La carta d’identità rivela il 1926 come anno di nascita, ma a sentirlo parlare non si direbbe. Un turbinio di informazioni, di dettagli, di ragionamenti e di richiami dotti, volti a spiegare -per l’intervista a «Vaccari news»- la sua attività e il suo modo di concepire l’arte.
“Mio padre -dice Lamberto Pignotti, una laurea in Scienze economiche e commerciali, già docente al Dams di Bologna e collaboratore per la Rai e per diverse testate giornalistiche- era pittore; io vengo dalla poesia e dalla letteratura. Mi sono sempre appassionato agli oggetti piccoli, magari associandoli al fumetto, altra mia passione, per arrivare ad una rappresentazione pop, che è parzialmente parallela nei riferimenti mediatici ma divergente negli intenti sociali e ideologici. Portando avanti, allo stesso tempo, un’idea di contrapposizione al gigantismo che proveniva dagli Stati Uniti. La mia idea è che piccolo non significhi necessariamente minore, questo dipende dai contenuti”.
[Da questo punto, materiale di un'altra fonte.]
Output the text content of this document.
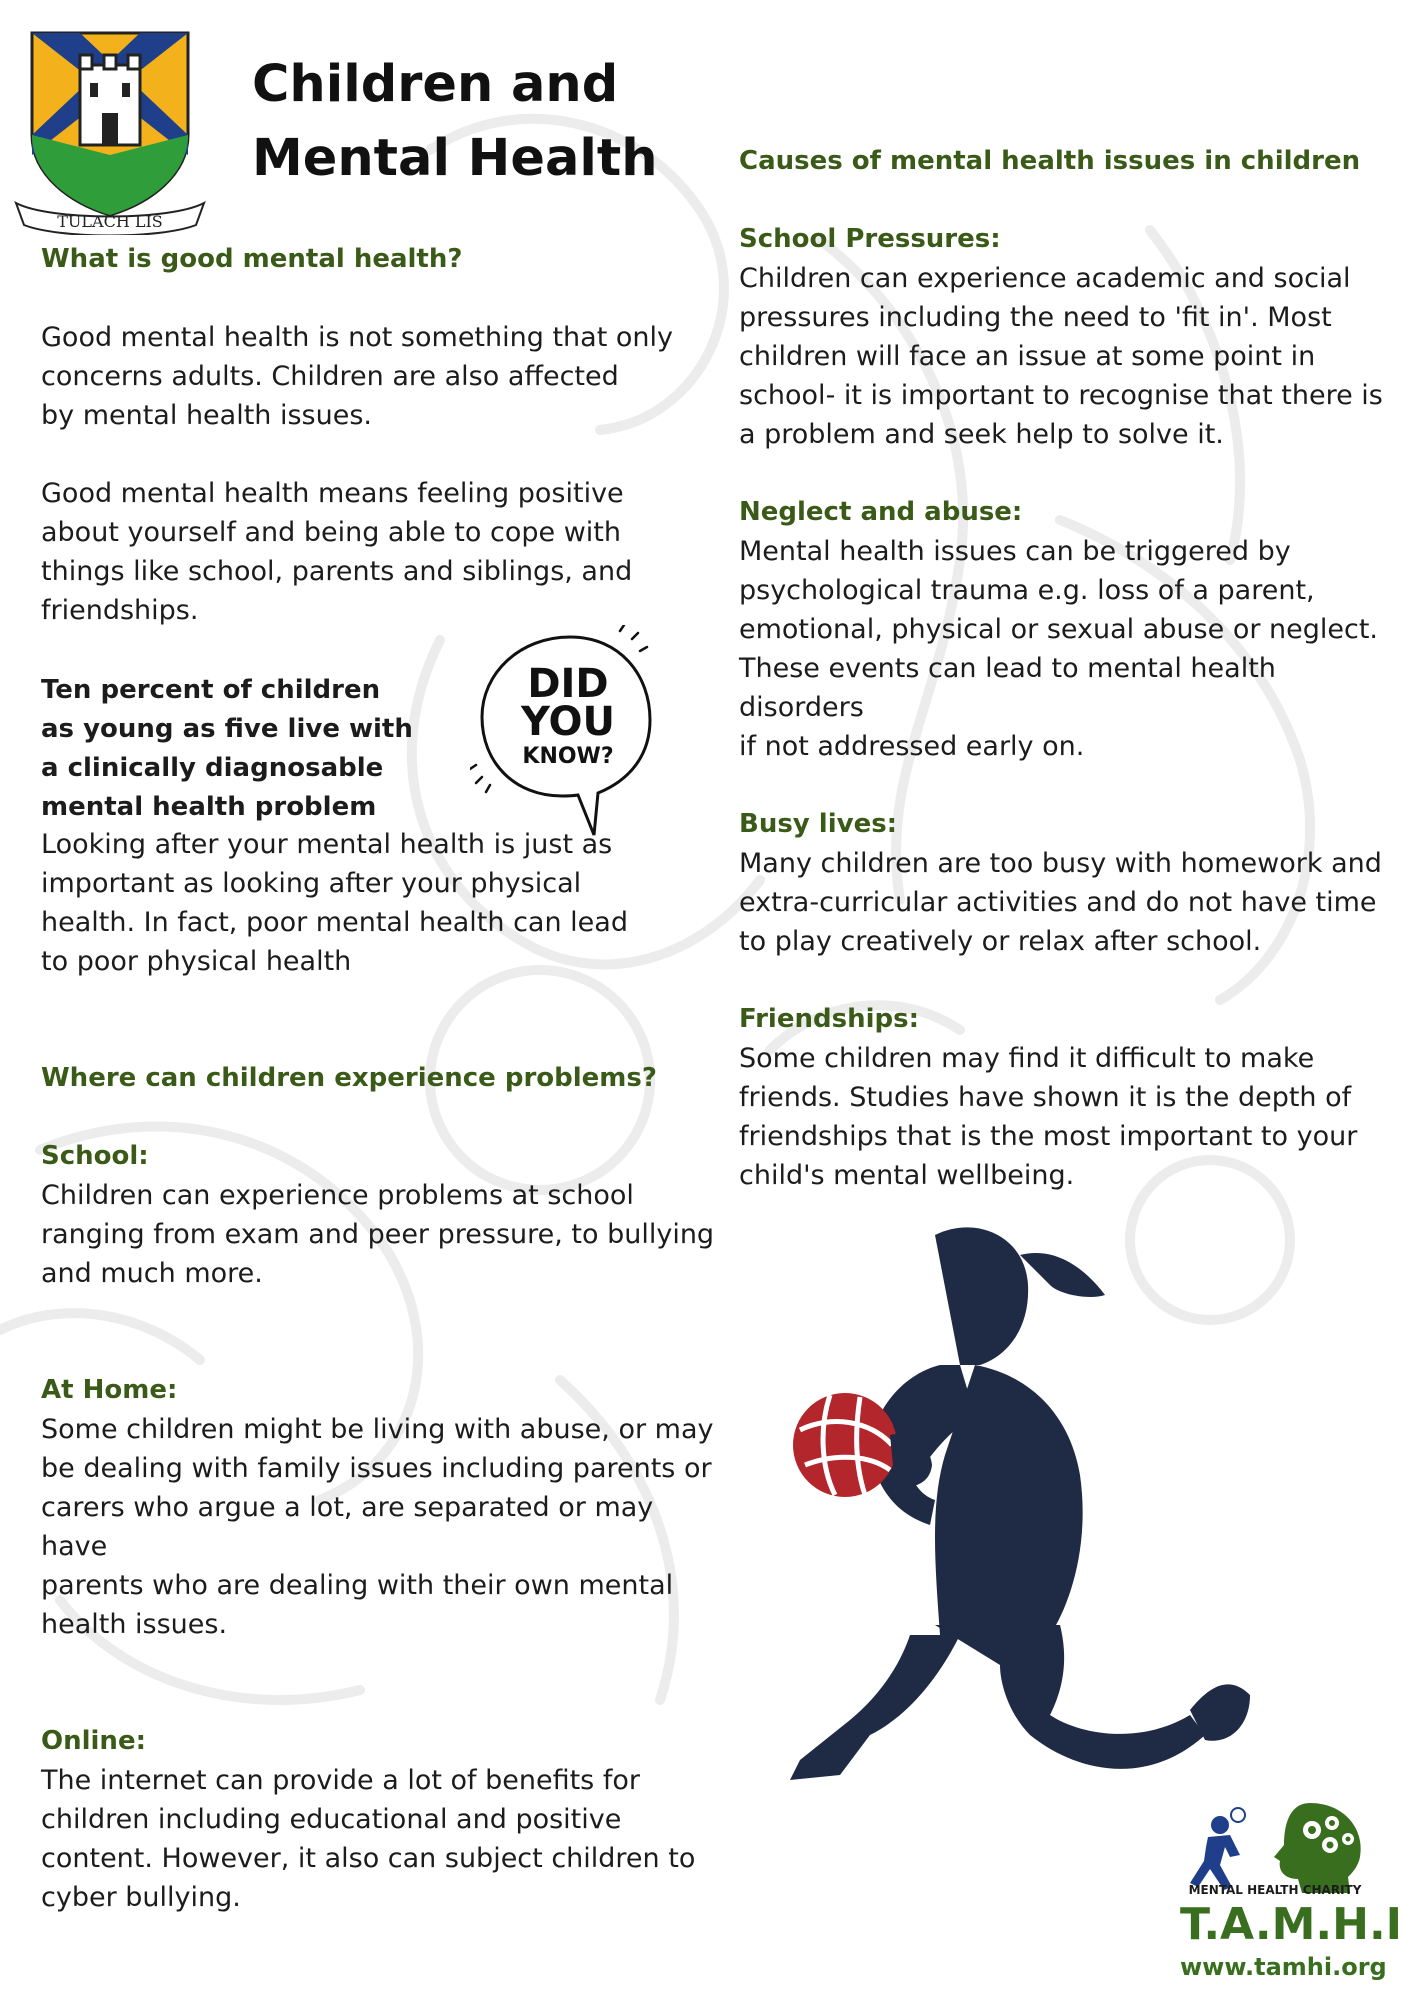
TULACH LIS
Children and
Mental Health

What is good mental health?

Good mental health is not something that only
concerns adults. Children are also affected
by mental health issues.
Good mental health means feeling positive
about yourself and being able to cope with
things like school, parents and siblings, and
friendships.
Looking after your mental health is just as
important as looking after your physical
health. In fact, poor mental health can lead
to poor physical health

Where can children experience problems?

School:

Children can experience problems at school
ranging from exam and peer pressure, to bullying
and much more.

At Home:

Some children might be living with abuse, or may
be dealing with family issues including parents or
carers who argue a lot, are separated or may have
parents who are dealing with their own mental
health issues.

Online:

The internet can provide a lot of benefits for
children including educational and positive
content. However, it also can subject children to
cyber bullying.
Ten percent of children
as young as five live with
a clinically diagnosable
mental health problem
DID
YOU
KNOW?

Causes of mental health issues in children

School Pressures:

Children can experience academic and social
pressures including the need to 'fit in'. Most
children will face an issue at some point in
school- it is important to recognise that there is
a problem and seek help to solve it.

Neglect and abuse:

Mental health issues can be triggered by
psychological trauma e.g. loss of a parent,
emotional, physical or sexual abuse or neglect.
These events can lead to mental health disorders
if not addressed early on.

Busy lives:

Many children are too busy with homework and
extra-curricular activities and do not have time
to play creatively or relax after school.

Friendships:

Some children may find it difficult to make
friends. Studies have shown it is the depth of
friendships that is the most important to your
child's mental wellbeing.
MENTAL HEALTH CHARITY
T.A.M.H.I
www.tamhi.org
Da qui il suo interesse per i “francobolli”, come quelli esposti nella recente mostra di Brescia, dove vere cartevalori postali sono state arricchite con commenti e battute... “Non sono un collezionista, ma un raccoglitore. Quando ero piccolo, instradato da mio padre, avevo cominciato a mettere da parte un francobollo per ogni Stato, ma la cosa è finita presto. Dei francobolli mi attirano le dimensioni, questo modo di sintetizzare in poco spazio una serie di elementi. Qualcuno ha definito i miei «francobolli» come «minuscografia»; diventano poesia visiva. In ogni caso, seguo anche altri ambiti, come i santini, i calendarietti dei parrucchieri, le fotografie, i rebus. Con quest’ultimo genere partecipo ad una esposizione all’Istituto nazionale per la grafica di Roma, che verrà inaugurata il 16 dicembre alle ore 16.30...”.
Torniamo ai “francobolli”; perché associarvi messaggi che all’apparenza non mostrano nessun legame con la vignetta? “Mi interessa il discorso dello spaesamento, della decontestualizzazione: Marcel Duchamp amava togliere gli oggetti dal proprio ambito per colpire; così l’orinatoio diventa opera da esporre in un museo”.
A quando risalgono i suoi primi lavori? “Bisogna andare indietro agli anni Sessanta, ed ebbero reazioni contrastanti, tanto che qualche volta sono stati diffusi un po’ di contrabbando, come avvenne a Pechino all’epoca di Mao. Da una parte c’erano giornali che suggerivano ai lettori di non perdere tempo con le mie iniziative, dall’altra la critica di un certo livello ha mostrato una discreta attenzione”.
Quanti saranno quelli che ha fatto? “Non ne ho idea. I primi utilizzano l’«Italia turrita» cui ho aggiunto frasi sconclusionate, ma poi ho impiegato esemplari di altri Paesi, come Stati Uniti, Francia, Regno Unito... Alcuni li ho ripresi negli ultimi tempi, proponendoli non più dal vero ma rappresentandoli su tela emulsionata. Devo fare sempre cose che mi divertono e diverse; non sono un perfezionista”.